Penchant légèrement le cou, elle agita la main gauche dans ses cheveux courts.
Elle baissa les cils en une tentative de féminité précoce, et remua les doigts
vers son public.
« On
vous l’a dit, ce printemps, chacun partira dans un lieu d’entraînement distinct
de par le monde… Si vous n’êtes pas trop minables, vous devriez à terme gagner une
sorte d’objet sacré », reprit-elle.
Un
léger chuchotement envahit la salle.
« Bien
sûr, vous devrez ensuite ramener l’objet à la Fondation après »,
rajouta-t-elle d’un ton acidulé.
Un
étranglement l’arrêta.
« Et
pourquoi donc ? », fit une voix sur sa droite.
Seiya
s’était retourné vers elle, les dents serrées.
« Pourquoi
quoi ? », le toisa Saori.
Il
la dévisagea :
« Pourquoi aller dans un coin truc pour ramener un truc sacré ?
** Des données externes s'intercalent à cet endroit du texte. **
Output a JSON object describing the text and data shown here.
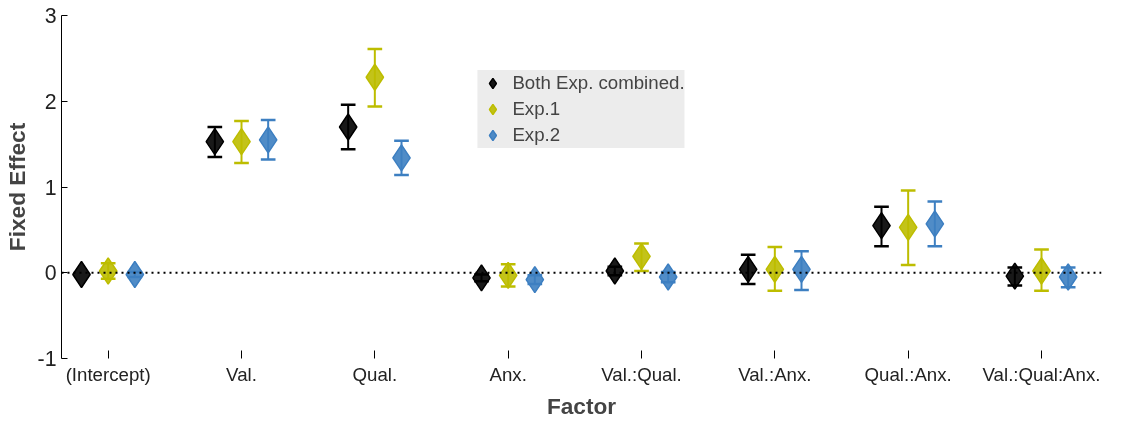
{
  "chart_data": {
    "type": "scatter",
    "xlabel": "Factor",
    "ylabel": "Fixed Effect",
    "categories": [
      "(Intercept)",
      "Val.",
      "Qual.",
      "Anx.",
      "Val.:Qual.",
      "Val.:Anx.",
      "Qual.:Anx.",
      "Val.:Qual:Anx."
    ],
    "series": [
      {
        "name": "Both Exp. combined.",
        "color": "#000000",
        "values": [
          -0.02,
          1.53,
          1.7,
          -0.06,
          0.02,
          0.04,
          0.55,
          -0.04
        ],
        "errors": [
          null,
          [
            1.35,
            1.7
          ],
          [
            1.44,
            1.96
          ],
          [
            -0.1,
            -0.02
          ],
          [
            -0.03,
            0.07
          ],
          [
            -0.13,
            0.21
          ],
          [
            0.31,
            0.77
          ],
          [
            -0.15,
            0.06
          ]
        ]
      },
      {
        "name": "Exp.1",
        "color": "#bdbd00",
        "values": [
          0.02,
          1.53,
          2.28,
          -0.03,
          0.19,
          0.04,
          0.53,
          0.02
        ],
        "errors": [
          [
            -0.07,
            0.11
          ],
          [
            1.28,
            1.77
          ],
          [
            1.94,
            2.61
          ],
          [
            -0.16,
            0.1
          ],
          [
            0.02,
            0.34
          ],
          [
            -0.21,
            0.3
          ],
          [
            0.09,
            0.96
          ],
          [
            -0.21,
            0.27
          ]
        ]
      },
      {
        "name": "Exp.2",
        "color": "#3d7fc1",
        "values": [
          -0.02,
          1.55,
          1.34,
          -0.08,
          -0.05,
          0.04,
          0.57,
          -0.05
        ],
        "errors": [
          [
            -0.05,
            0.01
          ],
          [
            1.32,
            1.78
          ],
          [
            1.14,
            1.54
          ],
          [
            -0.13,
            -0.03
          ],
          [
            -0.11,
            0.01
          ],
          [
            -0.2,
            0.25
          ],
          [
            0.31,
            0.83
          ],
          [
            -0.17,
            0.06
          ]
        ]
      }
    ],
    "ylim": [
      -1,
      3
    ],
    "yticks": [
      -1,
      0,
      1,
      2,
      3
    ],
    "grid": false,
    "legend": "top",
    "marker": "diamond",
    "ref_lines": [
      {
        "axis": "y",
        "value": 0,
        "color": "#000000",
        "line_style": "dotted"
      }
    ]
  }
}
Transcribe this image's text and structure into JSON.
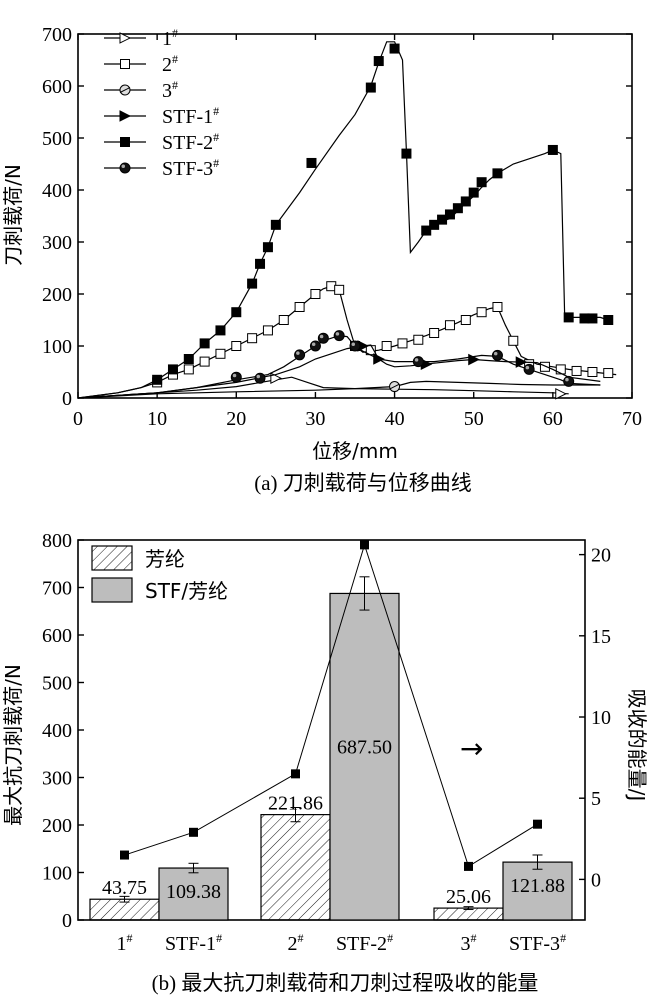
{
  "chart_data": [
    {
      "type": "line",
      "caption": "(a) 刀刺载荷与位移曲线",
      "xlabel": "位移/mm",
      "ylabel": "刀刺载荷/N",
      "xlim": [
        0,
        70
      ],
      "ylim": [
        0,
        700
      ],
      "xticks": [
        0,
        10,
        20,
        30,
        40,
        50,
        60,
        70
      ],
      "yticks": [
        0,
        100,
        200,
        300,
        400,
        500,
        600,
        700
      ],
      "legend_position": "top-left",
      "series": [
        {
          "name": "1#",
          "marker": "triangle-right-open",
          "points": [
            [
              0,
              0
            ],
            [
              5,
              5
            ],
            [
              10,
              10
            ],
            [
              15,
              15
            ],
            [
              20,
              22
            ],
            [
              25,
              35
            ],
            [
              27,
              40
            ],
            [
              29,
              30
            ],
            [
              31,
              20
            ],
            [
              35,
              18
            ],
            [
              40,
              17
            ],
            [
              45,
              16
            ],
            [
              50,
              14
            ],
            [
              55,
              12
            ],
            [
              60,
              10
            ],
            [
              62,
              8
            ]
          ],
          "markers": [
            [
              25,
              38
            ],
            [
              61,
              8
            ]
          ]
        },
        {
          "name": "2#",
          "marker": "square-open",
          "points": [
            [
              0,
              0
            ],
            [
              5,
              10
            ],
            [
              8,
              20
            ],
            [
              10,
              30
            ],
            [
              12,
              45
            ],
            [
              14,
              55
            ],
            [
              16,
              70
            ],
            [
              18,
              85
            ],
            [
              20,
              100
            ],
            [
              22,
              115
            ],
            [
              24,
              130
            ],
            [
              26,
              150
            ],
            [
              28,
              175
            ],
            [
              30,
              200
            ],
            [
              31,
              210
            ],
            [
              32,
              215
            ],
            [
              33,
              208
            ],
            [
              34,
              150
            ],
            [
              35,
              100
            ],
            [
              36,
              88
            ],
            [
              38,
              92
            ],
            [
              40,
              100
            ],
            [
              42,
              110
            ],
            [
              44,
              120
            ],
            [
              46,
              132
            ],
            [
              48,
              145
            ],
            [
              50,
              160
            ],
            [
              52,
              172
            ],
            [
              53,
              175
            ],
            [
              54,
              140
            ],
            [
              55,
              110
            ],
            [
              56,
              80
            ],
            [
              58,
              65
            ],
            [
              60,
              60
            ],
            [
              62,
              55
            ],
            [
              65,
              50
            ],
            [
              68,
              45
            ]
          ],
          "markers": [
            [
              10,
              30
            ],
            [
              12,
              45
            ],
            [
              14,
              55
            ],
            [
              16,
              70
            ],
            [
              18,
              85
            ],
            [
              20,
              100
            ],
            [
              22,
              115
            ],
            [
              24,
              130
            ],
            [
              26,
              150
            ],
            [
              28,
              175
            ],
            [
              30,
              200
            ],
            [
              32,
              215
            ],
            [
              33,
              208
            ],
            [
              35,
              100
            ],
            [
              37,
              92
            ],
            [
              39,
              100
            ],
            [
              41,
              105
            ],
            [
              43,
              112
            ],
            [
              45,
              125
            ],
            [
              47,
              140
            ],
            [
              49,
              150
            ],
            [
              51,
              165
            ],
            [
              53,
              175
            ],
            [
              55,
              110
            ],
            [
              57,
              65
            ],
            [
              59,
              60
            ],
            [
              61,
              55
            ],
            [
              63,
              52
            ],
            [
              65,
              50
            ],
            [
              67,
              48
            ]
          ]
        },
        {
          "name": "3#",
          "marker": "circle-cross",
          "points": [
            [
              0,
              0
            ],
            [
              10,
              8
            ],
            [
              20,
              12
            ],
            [
              30,
              15
            ],
            [
              35,
              18
            ],
            [
              40,
              22
            ],
            [
              42,
              30
            ],
            [
              44,
              32
            ],
            [
              48,
              30
            ],
            [
              52,
              28
            ],
            [
              56,
              26
            ],
            [
              60,
              25
            ],
            [
              66,
              25
            ]
          ],
          "markers": [
            [
              40,
              22
            ]
          ]
        },
        {
          "name": "STF-1#",
          "marker": "triangle-right-filled",
          "points": [
            [
              0,
              0
            ],
            [
              10,
              10
            ],
            [
              15,
              20
            ],
            [
              20,
              30
            ],
            [
              25,
              45
            ],
            [
              28,
              60
            ],
            [
              30,
              75
            ],
            [
              32,
              85
            ],
            [
              34,
              95
            ],
            [
              36,
              100
            ],
            [
              37,
              102
            ],
            [
              38,
              75
            ],
            [
              39,
              65
            ],
            [
              40,
              60
            ],
            [
              42,
              62
            ],
            [
              45,
              67
            ],
            [
              48,
              72
            ],
            [
              50,
              74
            ],
            [
              52,
              72
            ],
            [
              54,
              70
            ],
            [
              56,
              69
            ],
            [
              58,
              68
            ],
            [
              60,
              55
            ],
            [
              62,
              40
            ],
            [
              66,
              32
            ]
          ],
          "markers": [
            [
              36,
              100
            ],
            [
              38,
              75
            ],
            [
              44,
              65
            ],
            [
              50,
              74
            ],
            [
              56,
              69
            ]
          ]
        },
        {
          "name": "STF-2#",
          "marker": "square-filled",
          "points": [
            [
              0,
              0
            ],
            [
              5,
              10
            ],
            [
              8,
              20
            ],
            [
              10,
              35
            ],
            [
              12,
              55
            ],
            [
              14,
              75
            ],
            [
              16,
              105
            ],
            [
              18,
              130
            ],
            [
              20,
              165
            ],
            [
              22,
              220
            ],
            [
              23,
              258
            ],
            [
              24,
              290
            ],
            [
              25,
              333
            ],
            [
              28,
              395
            ],
            [
              30,
              440
            ],
            [
              33,
              505
            ],
            [
              35,
              545
            ],
            [
              37,
              600
            ],
            [
              38,
              645
            ],
            [
              39,
              685
            ],
            [
              40,
              685
            ],
            [
              41,
              650
            ],
            [
              41.5,
              475
            ],
            [
              42,
              280
            ],
            [
              43,
              300
            ],
            [
              44,
              322
            ],
            [
              45,
              330
            ],
            [
              46,
              340
            ],
            [
              47,
              345
            ],
            [
              48,
              360
            ],
            [
              49,
              375
            ],
            [
              50,
              388
            ],
            [
              51,
              405
            ],
            [
              52,
              420
            ],
            [
              53,
              432
            ],
            [
              55,
              450
            ],
            [
              57,
              460
            ],
            [
              59,
              470
            ],
            [
              60,
              477
            ],
            [
              61,
              470
            ],
            [
              61.5,
              155
            ],
            [
              62,
              155
            ],
            [
              66,
              155
            ],
            [
              67,
              150
            ]
          ],
          "markers": [
            [
              10,
              35
            ],
            [
              12,
              55
            ],
            [
              14,
              75
            ],
            [
              16,
              105
            ],
            [
              18,
              130
            ],
            [
              20,
              165
            ],
            [
              22,
              220
            ],
            [
              23,
              258
            ],
            [
              24,
              290
            ],
            [
              25,
              333
            ],
            [
              29.5,
              452
            ],
            [
              37,
              597
            ],
            [
              38,
              648
            ],
            [
              40,
              672
            ],
            [
              41.5,
              470
            ],
            [
              44,
              322
            ],
            [
              45,
              333
            ],
            [
              46,
              343
            ],
            [
              47,
              353
            ],
            [
              48,
              365
            ],
            [
              49,
              378
            ],
            [
              50,
              395
            ],
            [
              51,
              415
            ],
            [
              53,
              432
            ],
            [
              60,
              477
            ],
            [
              62,
              155
            ],
            [
              64,
              153
            ],
            [
              65,
              153
            ],
            [
              67,
              150
            ]
          ]
        },
        {
          "name": "STF-3#",
          "marker": "circle-filled",
          "points": [
            [
              0,
              0
            ],
            [
              10,
              10
            ],
            [
              15,
              20
            ],
            [
              20,
              35
            ],
            [
              22,
              40
            ],
            [
              24,
              45
            ],
            [
              26,
              60
            ],
            [
              28,
              80
            ],
            [
              30,
              100
            ],
            [
              31,
              110
            ],
            [
              32,
              115
            ],
            [
              33,
              120
            ],
            [
              34,
              118
            ],
            [
              35,
              100
            ],
            [
              36,
              90
            ],
            [
              38,
              75
            ],
            [
              40,
              70
            ],
            [
              42,
              70
            ],
            [
              45,
              70
            ],
            [
              48,
              75
            ],
            [
              51,
              82
            ],
            [
              53,
              80
            ],
            [
              55,
              65
            ],
            [
              57,
              55
            ],
            [
              59,
              45
            ],
            [
              61,
              35
            ],
            [
              62,
              28
            ],
            [
              66,
              25
            ]
          ],
          "markers": [
            [
              20,
              40
            ],
            [
              23,
              38
            ],
            [
              28,
              83
            ],
            [
              30,
              100
            ],
            [
              31,
              115
            ],
            [
              33,
              120
            ],
            [
              35,
              100
            ],
            [
              43,
              70
            ],
            [
              53,
              82
            ],
            [
              57,
              55
            ],
            [
              62,
              32
            ]
          ]
        }
      ]
    },
    {
      "type": "bar",
      "caption": "(b) 最大抗刀刺载荷和刀刺过程吸收的能量",
      "ylabel": "最大抗刀刺载荷/N",
      "ylabel_right": "吸收的能量/J",
      "ylim": [
        0,
        800
      ],
      "yticks": [
        0,
        100,
        200,
        300,
        400,
        500,
        600,
        700,
        800
      ],
      "ylim_right": [
        -2.5,
        20.9
      ],
      "yticks_right": [
        0,
        5,
        10,
        15,
        20
      ],
      "legend": [
        "芳纶",
        "STF/芳纶"
      ],
      "legend_position": "top-left",
      "arrow": "→",
      "categories": [
        "1#",
        "STF-1#",
        "2#",
        "STF-2#",
        "3#",
        "STF-3#"
      ],
      "bars": [
        {
          "label": "1#",
          "group": "芳纶",
          "value": 43.75,
          "value_label": "43.75",
          "error": 6
        },
        {
          "label": "STF-1#",
          "group": "STF/芳纶",
          "value": 109.38,
          "value_label": "109.38",
          "error": 10
        },
        {
          "label": "2#",
          "group": "芳纶",
          "value": 221.86,
          "value_label": "221.86",
          "error": 15
        },
        {
          "label": "STF-2#",
          "group": "STF/芳纶",
          "value": 687.5,
          "value_label": "687.50",
          "error": 35
        },
        {
          "label": "3#",
          "group": "芳纶",
          "value": 25.06,
          "value_label": "25.06",
          "error": 3
        },
        {
          "label": "STF-3#",
          "group": "STF/芳纶",
          "value": 121.88,
          "value_label": "121.88",
          "error": 15
        }
      ],
      "energy_line": {
        "name": "吸收的能量",
        "values": [
          1.5,
          2.9,
          6.5,
          20.6,
          0.8,
          3.4
        ]
      }
    }
  ]
}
Qu’est-ce que j’y gagne ? »
Elle
plissa les yeux et referma la main sur son pendentif en forme de chouette.
« Parce que vous faites ce qu’on vous dit, point ! »
Il
tapa du poing sur la table.
« Je
ne vois pas pourquoi ! », cria-t-il presque.
Elle
se redressa. Quel impertinent ! Le son sec de la claque résonna durement
dans le silence anxieux de la salle.
« Seiya, comme tous les autres, tu feras ce que je te dis de faire,
et ce, sans te poser de questions. Ce n’est pas avec ton cerveau que tu risques
de m’éblouir !
–
Mademoiselle Saori, que se passe-t-il ? », demanda une voix grave.
Tatsumi
venait de rentrer dans la salle. Son costume trop petit moulait les replis de
son abdomen, et les regards goguenards sur son ventre accentuaient son
irritation. Fronçant les sourcils, il pointa son visage guérissant d’une ecchymose
vers Seiya.
« Tu
contraries encore Mademoiselle Saori, petit insolent ? »
Seiya
ne tenta même pas de protester, à quoi bon ? Même Ikki avait été frappé
par le courroux de Tatsumi. Des objets, pas même sacrés eux, ils n’étaient que
des ustensiles avec une utilité quelconque. Il serra les poings et attendit.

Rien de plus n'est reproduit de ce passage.